Not so fast for Bonnie, who’s still down over 2 ounces from her first morning weigh-in on 12/21. She stopped eating canned food on her first or second day with us, so we’re into our fifth day of syringe-feeding her.
And unlike Clyde (or any of the seven Gems, all of whom we had to syringe-feed during their Gem Fever days), Bonnie has been drooling long strands of saliva when we feed her, which reminds me of the scary fever that Samantha developed after her spay. The vet who saw Samantha suspected she had calicivirus, which can be lethal.

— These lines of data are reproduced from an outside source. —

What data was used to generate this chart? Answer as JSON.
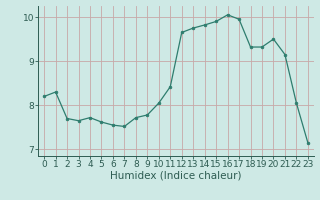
{
  "x": [
    0,
    1,
    2,
    3,
    4,
    5,
    6,
    7,
    8,
    9,
    10,
    11,
    12,
    13,
    14,
    15,
    16,
    17,
    18,
    19,
    20,
    21,
    22,
    23
  ],
  "y": [
    8.2,
    8.3,
    7.7,
    7.65,
    7.72,
    7.62,
    7.55,
    7.52,
    7.72,
    7.78,
    8.05,
    8.42,
    9.65,
    9.75,
    9.82,
    9.9,
    10.05,
    9.95,
    9.32,
    9.32,
    9.5,
    9.15,
    8.05,
    7.15
  ],
  "line_color": "#2e7d6e",
  "marker_color": "#2e7d6e",
  "bg_color": "#cee9e5",
  "grid_color": "#b8d8d4",
  "xlabel": "Humidex (Indice chaleur)",
  "xlim": [
    -0.5,
    23.5
  ],
  "ylim": [
    6.85,
    10.25
  ],
  "yticks": [
    7,
    8,
    9,
    10
  ],
  "xticks": [
    0,
    1,
    2,
    3,
    4,
    5,
    6,
    7,
    8,
    9,
    10,
    11,
    12,
    13,
    14,
    15,
    16,
    17,
    18,
    19,
    20,
    21,
    22,
    23
  ],
  "font_color": "#2e5c52",
  "tick_font_size": 6.5,
  "label_font_size": 7.5
}
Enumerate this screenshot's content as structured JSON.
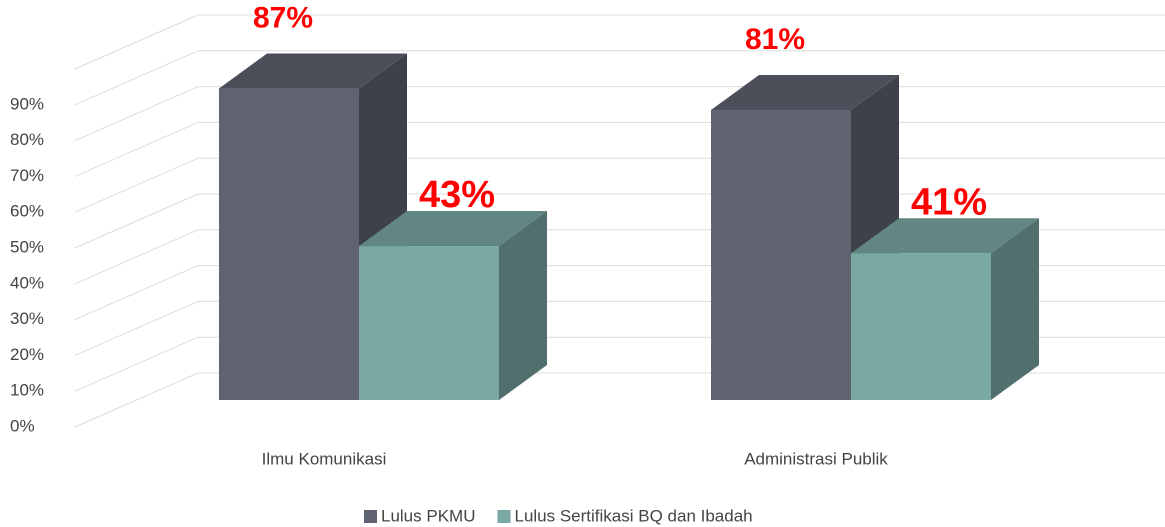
{
  "chart_data": {
    "type": "bar3d",
    "categories": [
      "Ilmu Komunikasi",
      "Administrasi Publik"
    ],
    "series": [
      {
        "name": "Lulus PKMU",
        "color": "#5f6270",
        "values": [
          87,
          81
        ],
        "value_labels": [
          "87%",
          "81%"
        ]
      },
      {
        "name": "Lulus Sertifikasi BQ dan Ibadah",
        "color": "#7aa8a3",
        "values": [
          43,
          41
        ],
        "value_labels": [
          "43%",
          "41%"
        ]
      }
    ],
    "ylim": [
      0,
      100
    ],
    "yticks": [
      {
        "value": 0,
        "label": "0%"
      },
      {
        "value": 10,
        "label": "10%"
      },
      {
        "value": 20,
        "label": "20%"
      },
      {
        "value": 30,
        "label": "30%"
      },
      {
        "value": 40,
        "label": "40%"
      },
      {
        "value": 50,
        "label": "50%"
      },
      {
        "value": 60,
        "label": "60%"
      },
      {
        "value": 70,
        "label": "70%"
      },
      {
        "value": 80,
        "label": "80%"
      },
      {
        "value": 90,
        "label": "90%"
      }
    ],
    "grid": true,
    "legend": "bottom"
  }
}
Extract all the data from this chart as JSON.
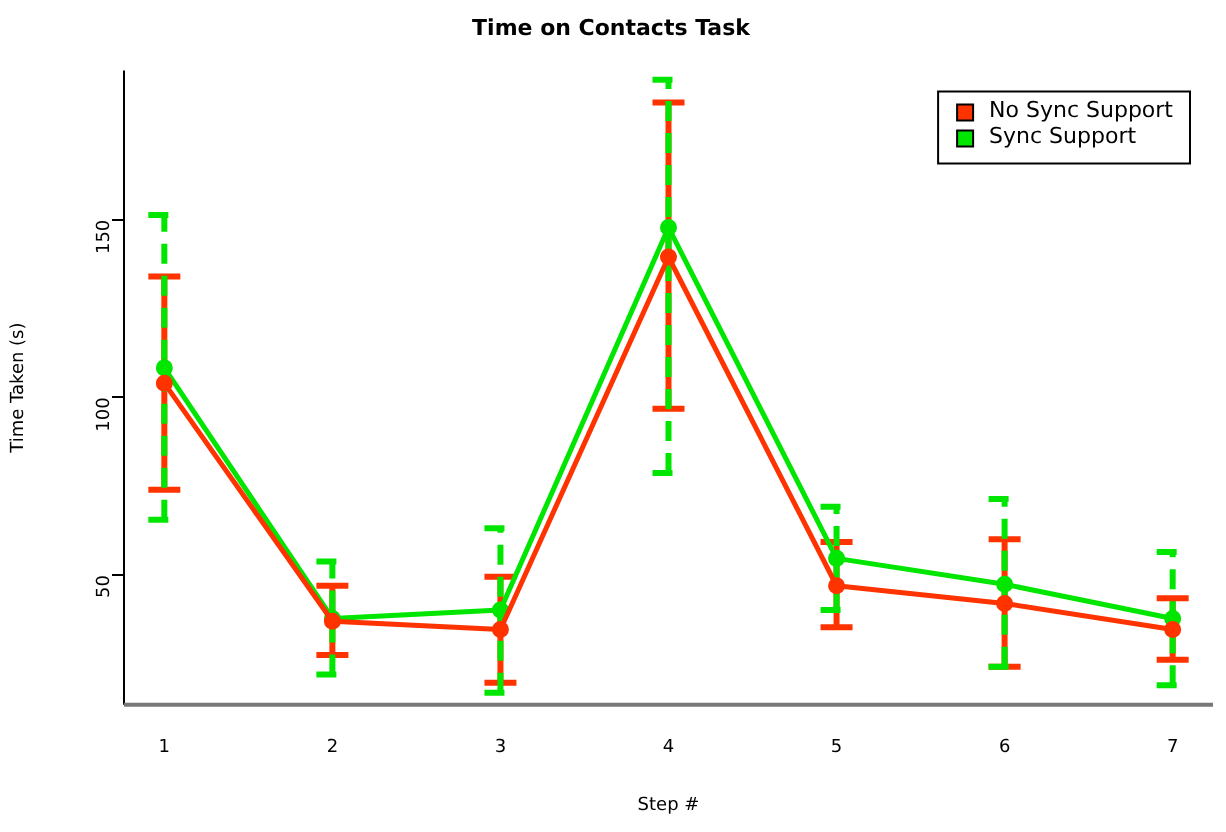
{
  "chart_data": {
    "type": "line",
    "title": "Time on Contacts Task",
    "xlabel": "Step #",
    "ylabel": "Time Taken (s)",
    "x": [
      1,
      2,
      3,
      4,
      5,
      6,
      7
    ],
    "xlim": [
      0.76,
      7.24
    ],
    "xticks": [
      1,
      2,
      3,
      4,
      5,
      6,
      7
    ],
    "ylim": [
      13.5,
      192
    ],
    "yticks": [
      50,
      100,
      150
    ],
    "series": [
      {
        "name": "No Sync Support",
        "color": "#ff3300",
        "values": [
          104,
          37,
          34.7,
          139.5,
          47,
          42,
          34.7
        ],
        "errors": [
          [
            74,
            134
          ],
          [
            27.5,
            47
          ],
          [
            19.7,
            49.5
          ],
          [
            96.8,
            183
          ],
          [
            35.3,
            59.3
          ],
          [
            24.2,
            60.1
          ],
          [
            26.2,
            43.5
          ]
        ]
      },
      {
        "name": "Sync Support",
        "color": "#00e600",
        "values": [
          108.3,
          37.8,
          40.2,
          147.8,
          54.7,
          47.4,
          37.8
        ],
        "errors": [
          [
            65.6,
            151.3
          ],
          [
            22,
            53.8
          ],
          [
            16.9,
            63.2
          ],
          [
            78.7,
            189.4
          ],
          [
            40.2,
            69.2
          ],
          [
            24.2,
            71.4
          ],
          [
            19,
            56.5
          ]
        ]
      }
    ],
    "marker": "circle",
    "line_style": "solid",
    "grid": false,
    "legend": "top right"
  }
}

Samantha started eating again after three or four days, so we’re hoping Bonnie will get there soon. Unlike Samantha, Bonnie isn’t running a fever. And I did find her crunching a little dry food at 7am this morning.
But Bonnie still drools prolifically during syringe-feeding, which she counters by whipping her head from side to side, thereby sending a shotgun-spray of slurry flying onto the counter, the floor, and whoever’s feeding her. Not much fun for anyone involved.
We’ve kept two closed doors and thirty feet of hallway between Bonnie and Clyde and the Sluggers, but I’m starting to suspect that that hasn’t been enough, and that whatever bug Bonnie and Clyde are fighting has found its way into the villa.
When we fostered near-death kittens and healthy kittens in separate rooms in the past (Les Miz in the nursery + Sly and Robbie in the villa; Oggi and Gigi in the nursery + Campers in the villa), we treated the nursery like a toxic waste zone and never went straight to the villa from there.
But since B and C seemed perfectly healthy at first, we probably weren’t as vigilant about washing our hands and changing our clothes after handling them, and we might have unwittingly carried the virus in with us when we visited the Sluggers. It’s hard to say whether that or something else is going on in the villa, but we started finding uneaten meals a couple of days ago, and all four Sluggers have been losing weight since.
They all look normal, and I’ve seen them all graze a bit. A prospective adopter visited yesterday, and while Molina hid under the futon, the bigger three were playful enough for Albert and Willow to win a ticket home (after their third vaccination on Jan 4). But we’ve been sensing something wasn’t quite right.
Except for Molina (who paradoxically seems the least affected by this, at least so far) the Sluggers are big and strong, with two vaccinations in the bank, and we expect them to shrug this virus off relatively easily. No signs of vomiting or excessive salivation so far, and they all slurped up a few syringes of Nutrical this morning.
We’ll hand-feed them if we need to, and keep hoping that Clyde is showing everyone the way forward.